Ele disse que o resultado recorde das exportações em 2011, que cresceu 24% em relação a 2010, foi obtido mesmo com a crise financeira que assola as principais economias mundiais e com o câmbio desfavorável durante a maior parte do ano. A demanda externa por produtos baianos, explicou, foi sustentada pelo crescimento das economias nos países emergentes, principalmente os da América Latina e Ásia, sendo que a Argentina e a China foram os dois maiores destinos para os produtos baianos em 2011.

Os resultados dos sete primeiros meses deste ano, por sua vez, que também registraram recordes, avaliou Gabrielli, são uma consequência do câmbio, que saiu de R$ 1,55 por dólar, em julho de 2011, para pouco mais de R$ 2 atualmente, numa desvalorização de 30%. Para se ter uma ideia, as exportações baianas em julho último chegaram a US$ 1,085 bilhão, 5,2% acima de igual mês do ano anterior e 17,6% a junho deste ano.

Os ganhos em 2012, inclusive, poderiam ter sido mais expressivos, na interpretação do secretário, caso a Europa não estivesse em crise e a economia mundial estagnada. Devido a esse panorama, as vendas externas nos sete primeiros meses deste ano caíram 2,2% para a União Europeia e 0,7% para os Estados Unidos, em comparação ao mesmo período de 2011. Em contrapartida, mantiveram o crescimento das exportações baianas os mercados da Ásia, com incremento de 15,7% (China, Japão, Indonésia, Vietnã, Tailândia e Taiwan), e da América Latina, com 9,4% (Venezuela, Chile, Uruguai, Costa Rica e Peru).

Perfil dos países que mais compram produtos da Bahia

Entre os países que mais compram produtos baianos, os Estados Unidos ocupam o topo da lista, adquirindo 13,41% do total exportado. Em seguida vêm China (12,64%), Antilhas Holandesas (11,92%), Argentina (10,99%), Países Baixos – Holanda (7,57%) e Alemanha (5,16%). Na relação dos países que obtêm produtos da Bahia estão também Itália, Bélgica, Suíça, Espanha, Colômbia, França, México, Cingapura, Canadá, República da Coreia do Sul, Japão, Indonésia, Venezuela, Finlândia, Romênia, Chile, Uruguai, Vietnã, Tailândia, Costa Rica, Taiwan, Chipre, Peru e Bulgária.

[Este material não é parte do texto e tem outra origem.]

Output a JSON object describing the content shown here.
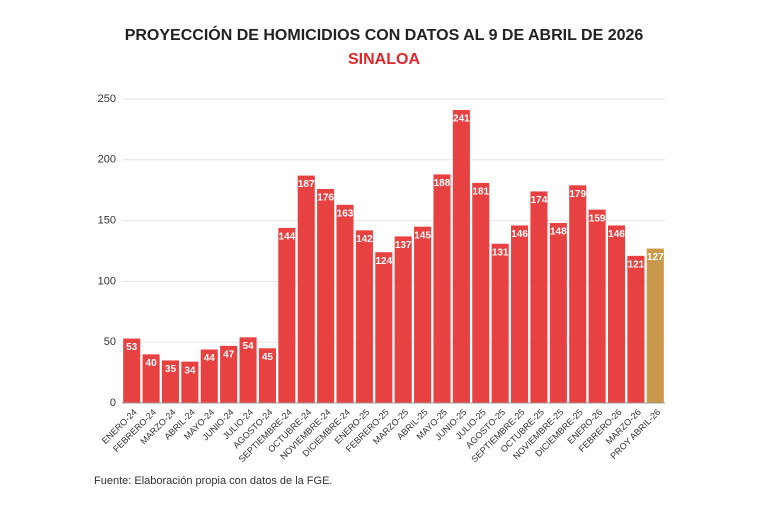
{
  "chart_data": {
    "type": "bar",
    "title": "PROYECCIÓN DE HOMICIDIOS CON DATOS AL 9 DE ABRIL DE 2026",
    "subtitle": "SINALOA",
    "source": "Fuente: Elaboración propia con datos de la FGE.",
    "categories": [
      "ENERO-24",
      "FEBRERO-24",
      "MARZO-24",
      "ABRIL-24",
      "MAYO-24",
      "JUNIO-24",
      "JULIO-24",
      "AGOSTO-24",
      "SEPTIEMBRE-24",
      "OCTUBRE-24",
      "NOVIEMBRE-24",
      "DICIEMBRE-24",
      "ENERO-25",
      "FEBRERO-25",
      "MARZO-25",
      "ABRIL-25",
      "MAYO-25",
      "JUNIO-25",
      "JULIO-25",
      "AGOSTO-25",
      "SEPTIEMBRE-25",
      "OCTUBRE-25",
      "NOVIEMBRE-25",
      "DICIEMBRE-25",
      "ENERO-26",
      "FEBRERO-26",
      "MARZO-26",
      "PROY ABRIL-26"
    ],
    "values": [
      53,
      40,
      35,
      34,
      44,
      47,
      54,
      45,
      144,
      187,
      176,
      163,
      142,
      124,
      137,
      145,
      188,
      241,
      181,
      131,
      146,
      174,
      148,
      179,
      159,
      146,
      121,
      127
    ],
    "colors": [
      "#e84141",
      "#e84141",
      "#e84141",
      "#e84141",
      "#e84141",
      "#e84141",
      "#e84141",
      "#e84141",
      "#e84141",
      "#e84141",
      "#e84141",
      "#e84141",
      "#e84141",
      "#e84141",
      "#e84141",
      "#e84141",
      "#e84141",
      "#e84141",
      "#e84141",
      "#e84141",
      "#e84141",
      "#e84141",
      "#e84141",
      "#e84141",
      "#e84141",
      "#e84141",
      "#e84141",
      "#c9984a"
    ],
    "ylim": [
      0,
      250
    ],
    "yticks": [
      0,
      50,
      100,
      150,
      200,
      250
    ],
    "grid": true
  }
}
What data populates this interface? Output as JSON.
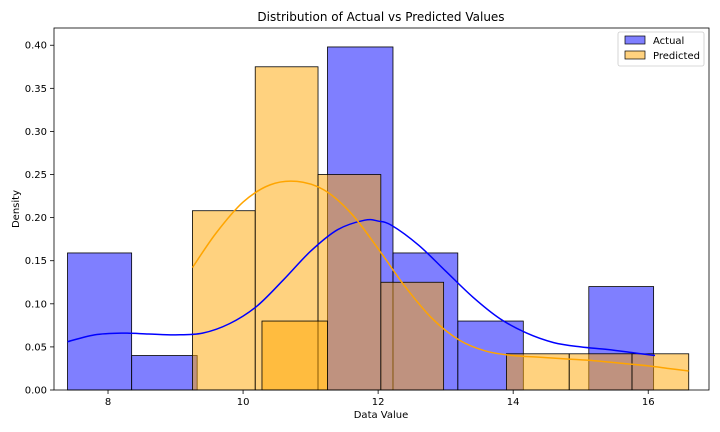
{
  "chart_data": {
    "type": "histogram",
    "title": "Distribution of Actual vs Predicted Values",
    "xlabel": "Data Value",
    "ylabel": "Density",
    "xlim": [
      7.2,
      16.9
    ],
    "ylim": [
      0,
      0.42
    ],
    "xticks": [
      8,
      10,
      12,
      14,
      16
    ],
    "yticks": [
      0.0,
      0.05,
      0.1,
      0.15,
      0.2,
      0.25,
      0.3,
      0.35,
      0.4
    ],
    "legend_position": "top-right",
    "grid": false,
    "series": [
      {
        "name": "Actual",
        "color": "#0000ff",
        "bins": [
          {
            "x0": 7.4,
            "x1": 8.35,
            "density": 0.159
          },
          {
            "x0": 8.35,
            "x1": 9.32,
            "density": 0.04
          },
          {
            "x0": 9.32,
            "x1": 10.28,
            "density": 0.0
          },
          {
            "x0": 10.28,
            "x1": 11.25,
            "density": 0.0
          },
          {
            "x0": 11.25,
            "x1": 12.22,
            "density": 0.398
          },
          {
            "x0": 12.22,
            "x1": 13.18,
            "density": 0.159
          },
          {
            "x0": 13.18,
            "x1": 14.15,
            "density": 0.08
          },
          {
            "x0": 14.15,
            "x1": 15.12,
            "density": 0.0
          },
          {
            "x0": 15.12,
            "x1": 16.08,
            "density": 0.12
          }
        ],
        "kde": {
          "x": [
            7.4,
            7.8,
            8.2,
            8.6,
            9.0,
            9.4,
            9.8,
            10.2,
            10.6,
            11.0,
            11.4,
            11.8,
            12.0,
            12.2,
            12.6,
            13.0,
            13.4,
            13.8,
            14.2,
            14.6,
            15.0,
            15.4,
            15.8,
            16.1
          ],
          "y": [
            0.056,
            0.064,
            0.066,
            0.065,
            0.064,
            0.066,
            0.077,
            0.097,
            0.128,
            0.161,
            0.186,
            0.197,
            0.196,
            0.191,
            0.168,
            0.138,
            0.108,
            0.083,
            0.066,
            0.055,
            0.05,
            0.047,
            0.043,
            0.04
          ]
        }
      },
      {
        "name": "Predicted",
        "color": "#ffa500",
        "bins": [
          {
            "x0": 9.25,
            "x1": 10.18,
            "density": 0.208
          },
          {
            "x0": 10.18,
            "x1": 11.11,
            "density": 0.375
          },
          {
            "x0": 11.11,
            "x1": 12.04,
            "density": 0.25
          },
          {
            "x0": 12.04,
            "x1": 12.97,
            "density": 0.125
          },
          {
            "x0": 12.97,
            "x1": 13.9,
            "density": 0.0
          },
          {
            "x0": 13.9,
            "x1": 14.83,
            "density": 0.042
          },
          {
            "x0": 14.83,
            "x1": 15.76,
            "density": 0.042
          },
          {
            "x0": 15.76,
            "x1": 16.6,
            "density": 0.042
          }
        ],
        "extra_bins": [
          {
            "x0": 10.28,
            "x1": 11.25,
            "density": 0.08
          }
        ],
        "kde": {
          "x": [
            9.25,
            9.6,
            10.0,
            10.4,
            10.8,
            11.2,
            11.6,
            12.0,
            12.4,
            12.8,
            13.2,
            13.6,
            14.0,
            14.4,
            14.8,
            15.2,
            15.6,
            16.0,
            16.3,
            16.6
          ],
          "y": [
            0.142,
            0.182,
            0.218,
            0.238,
            0.242,
            0.232,
            0.205,
            0.164,
            0.12,
            0.083,
            0.058,
            0.045,
            0.04,
            0.038,
            0.036,
            0.034,
            0.031,
            0.028,
            0.025,
            0.022
          ]
        }
      }
    ]
  }
}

Para os EUA são exportados principalmente celulose, químicos e pneus. Para a China são enviados soja, celulose e algodão. As Antilhas Holandesas, por sua vez, levam especialmente derivados de petróleo e papel, enquanto a Argentina compra automóveis, derivados de petróleo e fios de cobre. Para os Países Baixos são enviados derivados de petróleo, químicos e plásticos, e para a Alemanha, soja, metais e celulose.

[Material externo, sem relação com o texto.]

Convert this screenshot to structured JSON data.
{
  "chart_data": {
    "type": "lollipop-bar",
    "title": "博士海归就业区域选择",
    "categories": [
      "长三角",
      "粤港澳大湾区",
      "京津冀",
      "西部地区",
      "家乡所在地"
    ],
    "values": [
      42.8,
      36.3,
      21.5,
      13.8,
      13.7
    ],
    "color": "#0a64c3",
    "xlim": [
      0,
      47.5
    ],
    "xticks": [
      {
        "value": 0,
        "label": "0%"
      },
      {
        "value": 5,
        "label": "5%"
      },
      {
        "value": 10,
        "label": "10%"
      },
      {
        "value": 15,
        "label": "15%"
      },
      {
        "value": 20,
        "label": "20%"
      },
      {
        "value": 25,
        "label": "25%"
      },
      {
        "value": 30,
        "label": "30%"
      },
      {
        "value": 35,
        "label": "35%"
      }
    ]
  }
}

O principal produto exportado pela Bahia é petróleo e seus derivados, que nos sete primeiros meses deste ano representaram 20,6% do total, somando um montante de US$ 1,28 bilhão. Em seguida, vêm os químicos e petroquímicos (16%), papel e celulose (15,8%), soja e derivados (15%), metalúrgicos (5,4%), metais preciosos (4,4%), automotivo (4,3%) e algodão e seus subprodutos (3,7%).

Na relação constam ainda outros produtos: cacau e seus derivados, minerais, café e especiarias, couros e peles, sisal e seus derivados, calçados e suas partes, máquinas, aparelhos e materiais elétricos, frutas e suas preparações, móveis e semelhantes.

Em 2011, no entanto, os destaques da pauta das exportações baianas foram as commodities agrícolas e os minerais. Petróleo e seus derivados lideraram as vendas, com 18% de participação, seguidos pelo setor de papel e celulose (16,4%). Merecem destaque também a soja e seus derivados, com crescimento de 38% sobre o ano anterior, algodão (129%), cobre (46%), ouro (15%) e café (36%).